Meloni: necessità di un inviato europeo unico per l’Ucraina
Nel suo intervento, Giorgia Meloni ha sottolineato l’importanza che l’Europa si presenti compatta e coesa, esprimendo una rappresentanza unica nei negoziati di pace con Mosca. La premier ha evidenziato che questa figura dovrà avere il mandato di partecipare attivamente alle trattative per definire il futuro assetto geopolitico post-conflitto in Ucraina.
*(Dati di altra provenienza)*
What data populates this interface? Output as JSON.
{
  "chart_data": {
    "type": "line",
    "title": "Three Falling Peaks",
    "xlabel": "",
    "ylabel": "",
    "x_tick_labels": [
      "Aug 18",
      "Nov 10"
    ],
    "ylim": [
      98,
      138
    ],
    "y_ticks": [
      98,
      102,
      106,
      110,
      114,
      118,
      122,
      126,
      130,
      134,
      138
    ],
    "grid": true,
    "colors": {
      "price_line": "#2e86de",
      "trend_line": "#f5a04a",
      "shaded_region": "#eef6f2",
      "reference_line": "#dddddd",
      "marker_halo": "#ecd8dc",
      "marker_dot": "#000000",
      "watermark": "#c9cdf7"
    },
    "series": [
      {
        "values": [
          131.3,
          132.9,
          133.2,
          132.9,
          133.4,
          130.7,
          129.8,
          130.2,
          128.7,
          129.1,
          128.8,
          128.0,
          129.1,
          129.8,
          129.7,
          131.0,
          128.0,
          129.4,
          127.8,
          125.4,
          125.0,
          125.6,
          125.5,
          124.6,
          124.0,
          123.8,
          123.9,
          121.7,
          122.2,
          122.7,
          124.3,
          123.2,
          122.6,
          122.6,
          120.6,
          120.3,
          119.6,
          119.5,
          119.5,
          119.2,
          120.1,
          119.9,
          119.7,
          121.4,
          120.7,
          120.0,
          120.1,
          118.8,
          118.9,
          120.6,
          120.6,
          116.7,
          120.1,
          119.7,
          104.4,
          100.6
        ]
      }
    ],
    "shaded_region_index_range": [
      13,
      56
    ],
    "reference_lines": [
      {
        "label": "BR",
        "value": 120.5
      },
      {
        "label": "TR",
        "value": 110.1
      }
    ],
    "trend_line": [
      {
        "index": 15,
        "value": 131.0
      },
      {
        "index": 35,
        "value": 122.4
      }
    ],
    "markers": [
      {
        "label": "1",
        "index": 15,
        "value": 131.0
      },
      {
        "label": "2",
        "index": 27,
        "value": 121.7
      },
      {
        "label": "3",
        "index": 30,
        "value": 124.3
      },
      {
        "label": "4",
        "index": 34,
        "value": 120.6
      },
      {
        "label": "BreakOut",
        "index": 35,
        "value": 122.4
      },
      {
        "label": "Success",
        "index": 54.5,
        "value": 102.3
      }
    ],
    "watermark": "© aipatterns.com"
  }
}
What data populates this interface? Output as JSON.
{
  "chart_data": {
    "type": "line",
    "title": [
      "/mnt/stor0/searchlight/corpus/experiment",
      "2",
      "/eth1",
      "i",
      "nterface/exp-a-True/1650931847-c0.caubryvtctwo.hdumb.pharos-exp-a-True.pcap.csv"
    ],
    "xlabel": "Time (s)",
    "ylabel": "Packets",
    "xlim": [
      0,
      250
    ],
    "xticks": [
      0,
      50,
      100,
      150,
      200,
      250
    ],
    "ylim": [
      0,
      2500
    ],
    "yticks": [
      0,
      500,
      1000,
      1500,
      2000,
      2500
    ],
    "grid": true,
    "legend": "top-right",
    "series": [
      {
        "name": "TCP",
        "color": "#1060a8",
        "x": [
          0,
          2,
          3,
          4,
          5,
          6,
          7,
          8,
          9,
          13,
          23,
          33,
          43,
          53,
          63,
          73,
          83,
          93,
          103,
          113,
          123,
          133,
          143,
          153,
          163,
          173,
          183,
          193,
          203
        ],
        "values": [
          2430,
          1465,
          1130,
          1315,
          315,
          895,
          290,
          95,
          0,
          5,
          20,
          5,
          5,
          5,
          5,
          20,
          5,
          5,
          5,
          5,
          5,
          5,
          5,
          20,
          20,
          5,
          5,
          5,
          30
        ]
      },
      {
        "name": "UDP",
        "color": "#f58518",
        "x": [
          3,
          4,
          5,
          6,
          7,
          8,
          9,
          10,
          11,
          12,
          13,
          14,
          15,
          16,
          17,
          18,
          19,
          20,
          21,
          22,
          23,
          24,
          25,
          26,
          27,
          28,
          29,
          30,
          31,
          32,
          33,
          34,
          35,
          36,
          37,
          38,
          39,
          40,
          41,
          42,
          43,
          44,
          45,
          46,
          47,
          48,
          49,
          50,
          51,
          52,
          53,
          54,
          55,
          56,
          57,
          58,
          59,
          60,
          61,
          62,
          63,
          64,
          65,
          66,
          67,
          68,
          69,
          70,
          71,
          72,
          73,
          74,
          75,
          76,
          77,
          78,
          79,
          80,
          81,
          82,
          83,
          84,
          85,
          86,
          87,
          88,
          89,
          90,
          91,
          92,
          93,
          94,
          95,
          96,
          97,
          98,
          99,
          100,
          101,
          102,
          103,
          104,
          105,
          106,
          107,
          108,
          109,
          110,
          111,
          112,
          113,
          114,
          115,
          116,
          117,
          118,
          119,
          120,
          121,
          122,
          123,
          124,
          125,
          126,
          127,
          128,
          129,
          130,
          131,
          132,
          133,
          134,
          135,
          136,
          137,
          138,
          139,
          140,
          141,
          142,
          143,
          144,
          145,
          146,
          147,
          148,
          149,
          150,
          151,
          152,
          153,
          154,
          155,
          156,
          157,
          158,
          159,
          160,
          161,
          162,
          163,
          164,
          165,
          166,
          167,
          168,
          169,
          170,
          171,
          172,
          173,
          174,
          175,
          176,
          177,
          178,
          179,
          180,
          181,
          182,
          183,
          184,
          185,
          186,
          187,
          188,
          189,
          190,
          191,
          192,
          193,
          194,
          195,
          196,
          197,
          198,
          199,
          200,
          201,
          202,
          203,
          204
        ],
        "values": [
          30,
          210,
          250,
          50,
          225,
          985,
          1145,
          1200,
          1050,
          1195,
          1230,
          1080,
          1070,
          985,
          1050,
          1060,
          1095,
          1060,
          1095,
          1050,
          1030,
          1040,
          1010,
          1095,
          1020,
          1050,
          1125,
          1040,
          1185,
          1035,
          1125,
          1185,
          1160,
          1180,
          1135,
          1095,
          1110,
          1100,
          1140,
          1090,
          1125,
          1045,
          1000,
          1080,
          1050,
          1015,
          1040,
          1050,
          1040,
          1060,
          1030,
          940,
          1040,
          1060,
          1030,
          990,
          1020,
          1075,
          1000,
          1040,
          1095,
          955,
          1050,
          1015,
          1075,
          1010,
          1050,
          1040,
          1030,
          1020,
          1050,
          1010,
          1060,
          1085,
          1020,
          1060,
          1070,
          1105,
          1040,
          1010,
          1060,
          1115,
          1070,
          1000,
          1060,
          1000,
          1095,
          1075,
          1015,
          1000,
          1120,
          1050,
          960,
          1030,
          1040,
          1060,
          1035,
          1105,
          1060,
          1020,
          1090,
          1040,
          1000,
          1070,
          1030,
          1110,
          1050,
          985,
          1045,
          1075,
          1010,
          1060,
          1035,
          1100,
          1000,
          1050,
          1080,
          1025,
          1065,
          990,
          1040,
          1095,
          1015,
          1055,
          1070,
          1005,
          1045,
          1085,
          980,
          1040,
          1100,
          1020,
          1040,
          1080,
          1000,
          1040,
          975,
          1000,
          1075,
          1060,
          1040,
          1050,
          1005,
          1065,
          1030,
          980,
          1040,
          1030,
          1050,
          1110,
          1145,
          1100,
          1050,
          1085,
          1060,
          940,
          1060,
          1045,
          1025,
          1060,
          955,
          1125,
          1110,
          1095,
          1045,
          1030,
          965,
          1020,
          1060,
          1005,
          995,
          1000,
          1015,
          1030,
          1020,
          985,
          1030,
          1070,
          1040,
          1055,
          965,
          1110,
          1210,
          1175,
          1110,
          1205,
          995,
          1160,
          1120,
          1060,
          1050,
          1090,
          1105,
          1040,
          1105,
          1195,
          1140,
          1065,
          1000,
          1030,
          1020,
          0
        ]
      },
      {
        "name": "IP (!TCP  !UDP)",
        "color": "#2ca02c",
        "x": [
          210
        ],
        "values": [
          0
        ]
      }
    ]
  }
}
La richiesta si inserisce in un contesto di crescente impegno europeo, dove la Coalizione dei Volenterosi, composta da trentuno Paesi guidati da Francia e Regno Unito, ha assunto un ruolo di primo piano nel fornire garanzie di sicurezza a Kiev. Tuttavia, la posizione italiana rimane ferma nel non inviare truppe sul terreno, mentre si spinge per un rafforzamento del sostegno politico e diplomatico.
La coalizione e il quadro internazionale
La riunione odierna si colloca in un momento di forte tensione e complessità diplomatica. Mentre continuano i colloqui tra delegazioni russe, statunitensi e ucraine, con un possibile nuovo incontro a Miami nel fine settimana tra rappresentanti di Washington e Mosca, l’Europa si prepara a un ruolo più incisivo nel sostegno all’Ucraina. Dagli incontri precedenti è emersa la necessità di una forza di rassicurazione europea, concepita non come missione di peacekeeping, ma come deterrente militare contro eventuali nuove aggressioni russe. Tuttavia, la mancanza di unanimità tra gli Stati membri sul coinvolgimento diretto nelle operazioni militari complicano la definizione di una strategia comune.
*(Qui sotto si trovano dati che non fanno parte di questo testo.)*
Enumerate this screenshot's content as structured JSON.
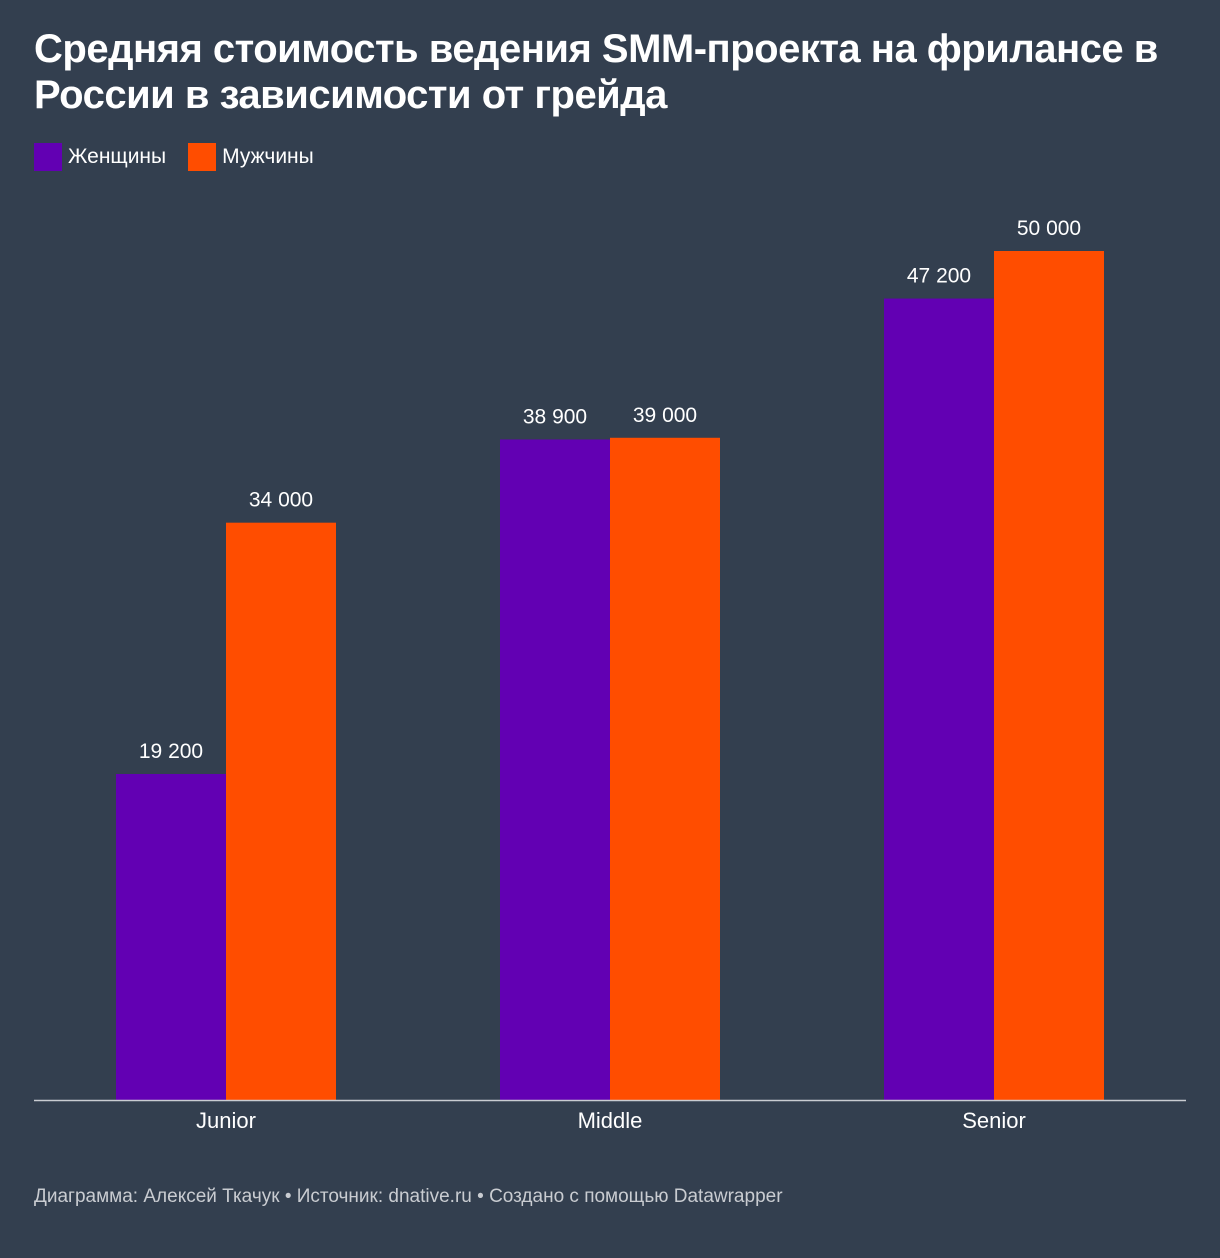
{
  "title": "Средняя стоимость ведения SMM-проекта на фрилансе в России в зависимости от грейда",
  "legend": [
    {
      "label": "Женщины",
      "color": "#6200b3"
    },
    {
      "label": "Мужчины",
      "color": "#ff4d00"
    }
  ],
  "footer": "Диаграмма: Алексей Ткачук • Источник: dnative.ru • Создано с помощью Datawrapper",
  "chart_data": {
    "type": "bar",
    "title": "Средняя стоимость ведения SMM-проекта на фрилансе в России в зависимости от грейда",
    "categories": [
      "Junior",
      "Middle",
      "Senior"
    ],
    "series": [
      {
        "name": "Женщины",
        "values": [
          19200,
          38900,
          47200
        ],
        "labels": [
          "19 200",
          "38 900",
          "47 200"
        ],
        "color": "#6200b3"
      },
      {
        "name": "Мужчины",
        "values": [
          34000,
          39000,
          50000
        ],
        "labels": [
          "34 000",
          "39 000",
          "50 000"
        ],
        "color": "#ff4d00"
      }
    ],
    "xlabel": "",
    "ylabel": "",
    "ylim": [
      0,
      50000
    ],
    "grid": false,
    "legend_position": "top-left"
  }
}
L’intervento di Meloni ha fatto quindi da elemento di equilibrio, riaffermando il sostegno politico italiano senza impegnare il Paese in azioni militari, in linea con la posizione espressa in Parlamento e con l’attenzione al rispetto delle regole del diritto internazionale. La richiesta di un inviato europeo unico rappresenta un passo verso una maggiore coesione politica, funzionale anche a facilitare i negoziati di pace e a garantire un futuro di stabilità per l’Ucraina e per l’intero continente.